Die Hurrikansaison ist noch nicht vorbei. Bis zum 15. November besteht weiterhin ein erhebliches Risiko der Entstehung potenziell gefährlicher Wirbelstürme. Aktuell droht ein tropisches Tiefdruckgebiet Costa Rica, Honduras und Nicaragua zu verwüsten – Länder, die aufgrund starker Regenfälle bereits die höchste Warnstufe ausgerufen haben.
Dieses System, das gestern Mittwoch gegründet wurde, hat bereits Schaden angerichtet und einem Menschen das Leben gekostet.
Schäden durch tropische Depressionen
Nicaragua
Tropische Tiefdruckgebiete sind Phänomene, die erhebliche Schäden anrichten können. Gestern mussten in Managua rund 800 Angehörige der indigenen Bevölkerung der Miskito Cays aufgrund der hohen Gefahr von Starkregen und Sturmfluten evakuiert werden, die Küstengemeinden und Inseln in der Karibik bedrohen. Am Dienstag kam in Nicaragua ein Mensch ums Leben : Ein 29-jähriger Mann, der mit seinem Pickup-Truck unterwegs war, wurde im östlichen Departamento Chontales von einer Flussströmung mitgerissen. Dieses tragische Ereignis verdeutlicht, wie zerstörerisch tropische Tiefdruckgebiete sein können.

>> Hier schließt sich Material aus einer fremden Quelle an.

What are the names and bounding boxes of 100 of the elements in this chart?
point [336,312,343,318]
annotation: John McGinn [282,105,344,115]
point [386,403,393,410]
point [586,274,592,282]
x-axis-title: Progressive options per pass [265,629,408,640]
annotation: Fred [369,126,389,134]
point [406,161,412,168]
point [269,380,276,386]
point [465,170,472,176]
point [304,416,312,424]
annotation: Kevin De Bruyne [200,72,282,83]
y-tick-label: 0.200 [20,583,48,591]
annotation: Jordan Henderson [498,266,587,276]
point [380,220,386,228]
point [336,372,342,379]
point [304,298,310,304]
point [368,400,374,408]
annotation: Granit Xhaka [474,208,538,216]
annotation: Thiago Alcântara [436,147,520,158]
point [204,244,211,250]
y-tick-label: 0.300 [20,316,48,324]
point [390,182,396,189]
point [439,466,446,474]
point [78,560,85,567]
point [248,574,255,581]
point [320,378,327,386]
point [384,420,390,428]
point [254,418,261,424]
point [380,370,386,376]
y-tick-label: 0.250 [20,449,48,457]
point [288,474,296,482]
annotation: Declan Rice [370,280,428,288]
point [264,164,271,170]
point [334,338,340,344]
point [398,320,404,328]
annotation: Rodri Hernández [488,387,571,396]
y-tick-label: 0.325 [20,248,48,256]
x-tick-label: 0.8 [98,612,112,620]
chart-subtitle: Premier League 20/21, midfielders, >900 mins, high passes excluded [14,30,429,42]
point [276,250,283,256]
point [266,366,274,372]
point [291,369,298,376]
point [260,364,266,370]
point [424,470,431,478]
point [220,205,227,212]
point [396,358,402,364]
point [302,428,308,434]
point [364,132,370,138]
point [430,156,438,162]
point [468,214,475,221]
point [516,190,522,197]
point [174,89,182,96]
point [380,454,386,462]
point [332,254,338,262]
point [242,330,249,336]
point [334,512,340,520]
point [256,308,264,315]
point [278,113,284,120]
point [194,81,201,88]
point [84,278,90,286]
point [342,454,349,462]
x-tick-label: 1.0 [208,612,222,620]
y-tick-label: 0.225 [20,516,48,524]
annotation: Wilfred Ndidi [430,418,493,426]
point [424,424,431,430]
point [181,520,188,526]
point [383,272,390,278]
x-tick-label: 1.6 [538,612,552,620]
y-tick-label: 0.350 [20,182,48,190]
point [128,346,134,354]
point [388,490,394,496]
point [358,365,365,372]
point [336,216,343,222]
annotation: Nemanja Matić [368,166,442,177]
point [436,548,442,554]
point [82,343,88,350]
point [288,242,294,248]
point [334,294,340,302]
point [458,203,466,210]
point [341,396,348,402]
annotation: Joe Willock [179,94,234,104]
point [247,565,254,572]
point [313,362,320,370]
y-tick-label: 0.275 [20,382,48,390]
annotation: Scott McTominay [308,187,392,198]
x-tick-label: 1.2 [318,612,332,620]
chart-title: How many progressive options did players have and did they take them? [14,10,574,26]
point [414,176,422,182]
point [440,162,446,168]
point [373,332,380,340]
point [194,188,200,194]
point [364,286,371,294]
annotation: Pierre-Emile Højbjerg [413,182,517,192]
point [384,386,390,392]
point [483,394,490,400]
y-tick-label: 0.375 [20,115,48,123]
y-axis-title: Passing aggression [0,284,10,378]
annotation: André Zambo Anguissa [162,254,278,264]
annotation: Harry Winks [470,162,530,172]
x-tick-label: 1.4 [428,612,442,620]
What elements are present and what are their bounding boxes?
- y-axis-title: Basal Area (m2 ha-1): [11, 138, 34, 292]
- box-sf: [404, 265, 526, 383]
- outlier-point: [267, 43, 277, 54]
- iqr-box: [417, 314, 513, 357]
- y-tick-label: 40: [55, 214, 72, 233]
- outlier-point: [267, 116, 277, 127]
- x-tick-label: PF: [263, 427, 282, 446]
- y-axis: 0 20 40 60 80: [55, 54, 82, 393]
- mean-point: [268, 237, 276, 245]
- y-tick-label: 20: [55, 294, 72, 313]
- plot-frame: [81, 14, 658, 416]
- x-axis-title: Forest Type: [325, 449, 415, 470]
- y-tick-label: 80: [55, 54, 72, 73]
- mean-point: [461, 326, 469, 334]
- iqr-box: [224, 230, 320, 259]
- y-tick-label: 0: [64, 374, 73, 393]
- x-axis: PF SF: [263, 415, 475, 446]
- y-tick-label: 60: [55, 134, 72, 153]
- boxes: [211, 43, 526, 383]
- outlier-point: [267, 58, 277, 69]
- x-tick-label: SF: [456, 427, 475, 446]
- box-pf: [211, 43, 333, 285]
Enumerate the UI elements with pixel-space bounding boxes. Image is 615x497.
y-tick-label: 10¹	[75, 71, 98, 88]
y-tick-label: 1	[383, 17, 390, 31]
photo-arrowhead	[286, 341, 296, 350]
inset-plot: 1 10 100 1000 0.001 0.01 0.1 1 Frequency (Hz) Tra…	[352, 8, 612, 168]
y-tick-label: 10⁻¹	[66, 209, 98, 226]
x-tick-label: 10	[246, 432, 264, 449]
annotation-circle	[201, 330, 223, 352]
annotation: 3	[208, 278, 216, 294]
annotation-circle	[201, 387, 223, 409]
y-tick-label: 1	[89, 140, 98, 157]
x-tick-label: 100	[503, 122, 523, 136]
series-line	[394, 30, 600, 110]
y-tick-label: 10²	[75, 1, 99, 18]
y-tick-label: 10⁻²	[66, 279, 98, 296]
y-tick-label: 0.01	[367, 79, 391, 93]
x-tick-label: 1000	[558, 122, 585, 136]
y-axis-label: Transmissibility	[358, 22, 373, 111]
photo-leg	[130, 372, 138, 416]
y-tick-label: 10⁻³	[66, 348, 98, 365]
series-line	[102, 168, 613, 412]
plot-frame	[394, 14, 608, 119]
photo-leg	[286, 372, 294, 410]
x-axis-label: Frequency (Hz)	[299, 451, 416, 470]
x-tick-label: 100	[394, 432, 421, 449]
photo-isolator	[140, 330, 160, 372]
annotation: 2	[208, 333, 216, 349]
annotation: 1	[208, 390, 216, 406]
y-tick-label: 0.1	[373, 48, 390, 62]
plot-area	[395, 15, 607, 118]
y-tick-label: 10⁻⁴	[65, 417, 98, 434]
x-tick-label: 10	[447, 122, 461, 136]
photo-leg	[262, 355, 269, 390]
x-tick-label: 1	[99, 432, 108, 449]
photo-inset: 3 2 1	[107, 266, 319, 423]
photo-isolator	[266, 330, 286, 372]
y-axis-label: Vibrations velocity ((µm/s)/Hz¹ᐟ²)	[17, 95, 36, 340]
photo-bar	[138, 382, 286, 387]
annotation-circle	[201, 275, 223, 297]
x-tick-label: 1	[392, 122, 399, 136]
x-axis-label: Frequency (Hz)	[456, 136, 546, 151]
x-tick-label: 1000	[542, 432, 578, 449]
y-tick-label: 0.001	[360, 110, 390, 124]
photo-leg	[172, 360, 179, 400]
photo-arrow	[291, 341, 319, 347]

Drei Gesundheitshelfer werden seit Mittwoch vermisst . Sie befanden sich in einem Pickup-Truck, der beim Überqueren einer Brücke in der Stadt Juigalpa, Chontales, in ein Flussbett stürzte. Es ist wichtig, über Zyklone und ihre Auswirkungen auf unsere Gemeinden informiert zu sein.
Costa Rica
Bislang sind keine Schäden entstanden, doch die Nationale Notfallkommission Costa Ricas (CNE) rief am Mittwoch für weite Teile des Landes, einschließlich der Pazifikküste und der Zentralregion, die höchste Warnstufe aus. Obwohl das Tiefdruckgebiet die Region voraussichtlich nicht direkt treffen wird, könnte es zu erhöhtem Wellengang an der Pazifikküste und stärkeren Regenfällen führen – ein Phänomen, das Experten mit der aktuellen Regenzeit in Verbindung bringen . Um diese Zusammenhänge besser zu verstehen, können Sie mehr darüber erfahren, wie Stürme sich bewegen und entwickeln.
Honduras
Honduras hat wie Costa Rica auch keinen Schaden erlitten, bleibt aber wachsam. Am Donnerstag wird erwartet, dass es sich der nicaraguanischen Küste nähert und dann über Osthonduras fährt, um am Freitag in die Karibik im Nordwesten zurückzukehren.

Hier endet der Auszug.